De la vie, nous disons qu'elle vient des mains et qu'elle retourne dans les mains.

Un nouveau-né est accueilli par des mains. Ces sont des mains qui le saisissent, qui lui coupent le cordon ombilical. Ce sont des mains qui le lavent. Ce sont des mains qui lui donnent la vie.

Le cœur, c'est la personne. C'est le cœur qui aime. C'est le cœur qui souffre. Le cœur c'est tout le corps. Un corps sans cœur n'a plus de vie. La maladie ou la santé d'un corps dépend du cœur. C'est le cœur qui est écœuré, c'est le cœur qui a des palpitations, c'est le cœur qui a des nausées.

Extrait du recueil Bonheur et souffrance chez les Wodaabe Peuls du Niger, de AngeIo B. Maaliki.

En France, la profession de sage-femme est reconnue comme une profession médicale unique en son genre parce qu'elle est limitée à un seul acte qui est physiologique-l'accouchement et ses suites; lui-même aboutissement d'une grossesse, étant aussi physiologique.

La formation au métier de sage-femme comporte deux aspects :

I. Un aspect physique

Qui lui confère le fait d'être une branche de la médecine.

L'obstétricien, médecin-spécialiste, est compétent dans la physiologie concernée mais surtout sollicité dans la pathologie correspondante.

Dans la pratique, le médecin et la sage-femme sont donc amenés à travailler en partenariat, l'un pour ce qui relève plus spécifiquement de la pathologie, l'autre pour ce qui est du soin.

II. Un aspect d'accompagnement psychologique

Incluant des données sociales, culturelles, anthropologiques et éthiques parce que des êtres humains sont le sujet même de la profession.

Dans leur activité professionnelle, les sages-femmes rencontrent des femmes, des couples, à une période spécifique de leur vie ; chaque grossesse, chaque naissance d'un enfant est unique pour chaque couple.

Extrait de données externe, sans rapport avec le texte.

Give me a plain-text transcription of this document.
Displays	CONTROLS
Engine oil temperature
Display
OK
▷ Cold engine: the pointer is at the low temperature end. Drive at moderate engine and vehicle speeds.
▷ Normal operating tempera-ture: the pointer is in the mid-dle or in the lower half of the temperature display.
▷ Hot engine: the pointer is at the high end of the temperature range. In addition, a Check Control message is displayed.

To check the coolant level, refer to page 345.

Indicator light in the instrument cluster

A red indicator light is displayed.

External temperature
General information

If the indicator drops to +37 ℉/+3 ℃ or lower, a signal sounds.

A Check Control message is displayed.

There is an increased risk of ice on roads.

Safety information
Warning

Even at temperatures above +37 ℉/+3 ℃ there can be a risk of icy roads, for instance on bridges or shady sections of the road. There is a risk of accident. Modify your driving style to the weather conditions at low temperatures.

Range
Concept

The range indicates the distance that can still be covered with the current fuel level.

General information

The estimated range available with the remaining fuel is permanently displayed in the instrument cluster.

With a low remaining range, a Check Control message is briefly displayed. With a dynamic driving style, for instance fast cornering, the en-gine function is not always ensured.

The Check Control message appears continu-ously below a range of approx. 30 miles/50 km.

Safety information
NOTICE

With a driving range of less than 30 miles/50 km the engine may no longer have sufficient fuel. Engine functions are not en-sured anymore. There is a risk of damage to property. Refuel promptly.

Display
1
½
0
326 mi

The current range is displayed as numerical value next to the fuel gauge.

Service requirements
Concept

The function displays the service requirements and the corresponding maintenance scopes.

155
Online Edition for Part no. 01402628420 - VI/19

De par sa formation, la sage-femme a à devenir de plus en plus garante auprès des parents et avec eux de la venue au monde d'un nouvel être humain, leur enfant.

III. Objectifs : trois mots-clés de même racine

1. Veiller - Surveiller - Éveiller

  • Veiller au bon déroulement de la grossesse, de l'accouchement et des suites de couches et des soins du nouveau-né.

  • Surveiller pour dépister tout passage à l'anomalie dans ce déroulement et agir en conséquence.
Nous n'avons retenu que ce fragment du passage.